Azure Website and Worker Role html to pdf - c#

I have tried several .NET pdf libraries to create a pdf page from a html page.
Well in Azure it's not working for a website because i'm receiving a timeout.
I found on the web people are talking about running the pdf converting as a worker role.
Anyone knows how to configure a worker role to work with the azure website.
I cannot find much info on the web about this. Is it possible?

You're conflating things. Azure Websites is a service.
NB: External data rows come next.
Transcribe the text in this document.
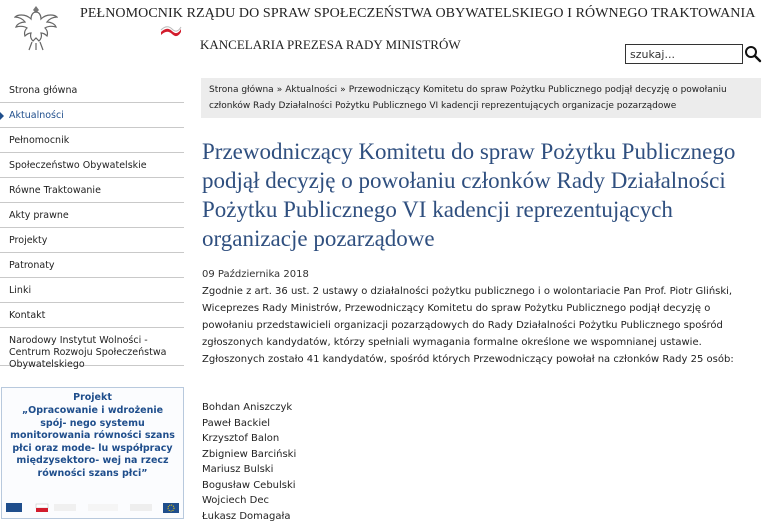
PEŁNOMOCNIK RZĄDU DO SPRAW SPOŁECZEŃSTWA OBYWATELSKIEGO I RÓWNEGO TRAKTOWANIA
KANCELARIA PREZESA RADY MINISTRÓW
szukaj...
Strona główna
Aktualności
Pełnomocnik
Społeczeństwo Obywatelskie
Równe Traktowanie
Akty prawne
Projekty
Patronaty
Linki
Kontakt
Narodowy Instytut Wolności - Centrum Rozwoju Społeczeństwa Obywatelskiego
Projekt
„Opracowanie i wdrożenie spój- nego systemu monitorowania równości szans płci oraz mode- lu współpracy międzysektoro- wej na rzecz równości szans płci”
Strona główna » Aktualności » Przewodniczący Komitetu do spraw Pożytku Publicznego podjął decyzję o powołaniu członków Rady Działalności Pożytku Publicznego VI kadencji reprezentujących organizacje pozarządowe
Przewodniczący Komitetu do spraw Pożytku Publicznego podjął decyzję o powołaniu członków Rady Działalności Pożytku Publicznego VI kadencji reprezentujących organizacje pozarządowe
09 Października 2018

Zgodnie z art. 36 ust. 2 ustawy o działalności pożytku publicznego i o wolontariacie Pan Prof. Piotr Gliński, Wiceprezes Rady Ministrów, Przewodniczący Komitetu do spraw Pożytku Publicznego podjął decyzję o powołaniu przedstawicieli organizacji pozarządowych do Rady Działalności Pożytku Publicznego spośród zgłoszonych kandydatów, którzy spełniali wymagania formalne określone we wspomnianej ustawie. Zgłoszonych zostało 41 kandydatów, spośród których Przewodniczący powołał na członków Rady 25 osób:

Bohdan Aniszczyk
Paweł Backiel
Krzysztof Balon
Zbigniew Barciński
Mariusz Bulski
Bogusław Cebulski
Wojciech Dec
Łukasz Domagała
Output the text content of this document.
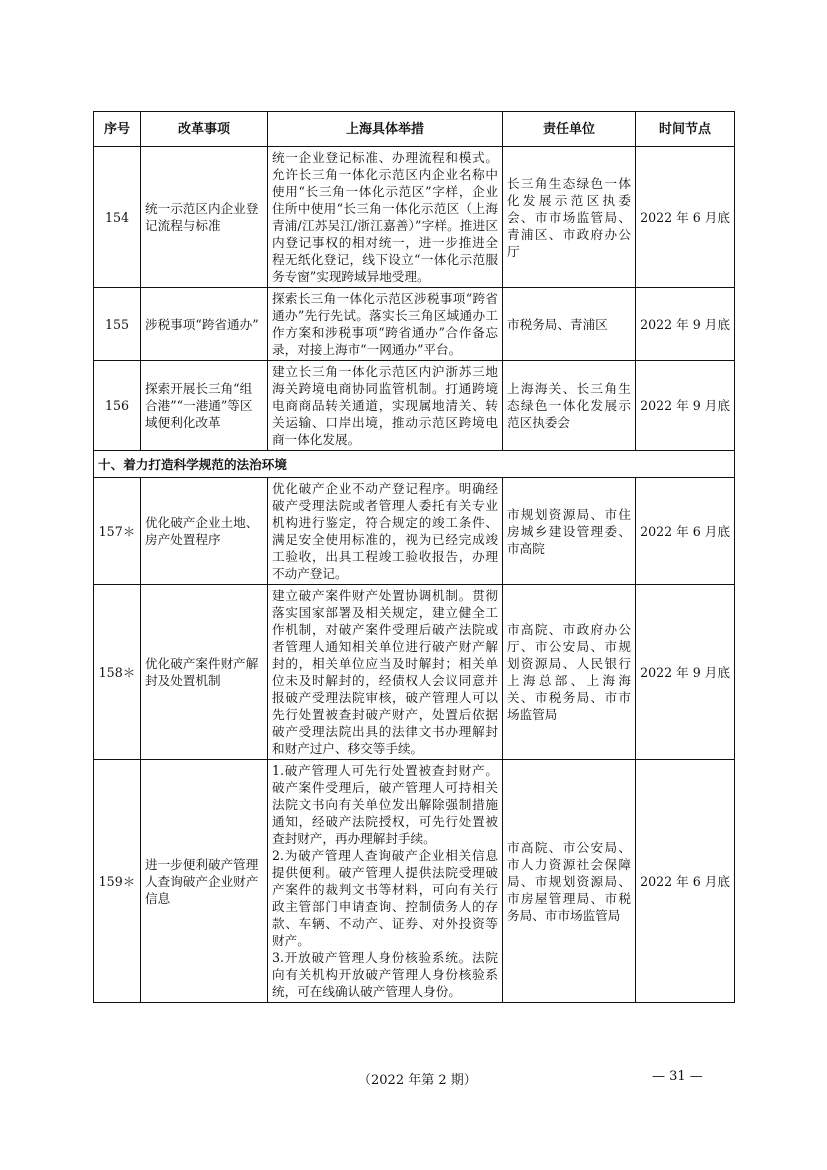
序号	改革事项	上海具体举措	责任单位	时间节点
154	统一示范区内企业登记流程与标准	统一企业登记标准、办理流程和模式。允许长三角一体化示范区内企业名称中使用“长三角一体化示范区”字样，企业住所中使用“长三角一体化示范区（上海青浦/江苏吴江/浙江嘉善）”字样。推进区内登记事权的相对统一，进一步推进全程无纸化登记，线下设立“一体化示范服务专窗”实现跨域异地受理。	长三角生态绿色一体化发展示范区执委会、市市场监管局、青浦区、市政府办公厅	2022 年 6 月底
155	涉税事项“跨省通办”	探索长三角一体化示范区涉税事项“跨省通办”先行先试。落实长三角区域通办工作方案和涉税事项“跨省通办”合作备忘录，对接上海市“一网通办”平台。	市税务局、青浦区	2022 年 9 月底
156	探索开展长三角“组合港”“一港通”等区域便利化改革	建立长三角一体化示范区内沪浙苏三地海关跨境电商协同监管机制。打通跨境电商商品转关通道，实现属地清关、转关运输、口岸出境，推动示范区跨境电商一体化发展。	上海海关、长三角生态绿色一体化发展示范区执委会	2022 年 9 月底
十、着力打造科学规范的法治环境				
157＊	优化破产企业土地、房产处置程序	优化破产企业不动产登记程序。明确经破产受理法院或者管理人委托有关专业机构进行鉴定，符合规定的竣工条件、满足安全使用标准的，视为已经完成竣工验收，出具工程竣工验收报告，办理不动产登记。	市规划资源局、市住房城乡建设管理委、市高院	2022 年 6 月底
158＊	优化破产案件财产解封及处置机制	建立破产案件财产处置协调机制。贯彻落实国家部署及相关规定，建立健全工作机制，对破产案件受理后破产法院或者管理人通知相关单位进行破产财产解封的，相关单位应当及时解封；相关单位未及时解封的，经债权人会议同意并报破产受理法院审核，破产管理人可以先行处置被查封破产财产，处置后依据破产受理法院出具的法律文书办理解封和财产过户、移交等手续。	市高院、市政府办公厅、市公安局、市规划资源局、人民银行上海总部、上海海关、市税务局、市市场监管局	2022 年 9 月底
159＊	进一步便利破产管理人查询破产企业财产信息	1.破产管理人可先行处置被查封财产。破产案件受理后，破产管理人可持相关法院文书向有关单位发出解除强制措施通知，经破产法院授权，可先行处置被查封财产，再办理解封手续。
2.为破产管理人查询破产企业相关信息提供便利。破产管理人提供法院受理破产案件的裁判文书等材料，可向有关行政主管部门申请查询、控制债务人的存款、车辆、不动产、证券、对外投资等财产。
3.开放破产管理人身份核验系统。法院向有关机构开放破产管理人身份核验系统，可在线确认破产管理人身份。	市高院、市公安局、市人力资源社会保障局、市规划资源局、市房屋管理局、市税务局、市市场监管局	2022 年 6 月底
（2022 年第 2 期）	— 31 —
Azure worker role is a stateless virtual machine running in a Cloud Service. They are two separate things. Plus, you do not need a worker role to generate PDFs (though it's certainly a viable option). You simply need the ability to install your PDF-rendering software, whether that's in Windows or in Linux.
You will not be able to install such software in Azure Websites, but you can install software in Azure web/worker roles (via startup scripts) or Virtual Machines (via ssh/rdp). Which you choose, as well as the PDF library you choose, is completely up to you (and out of scope here, since that level of architecture is subjective).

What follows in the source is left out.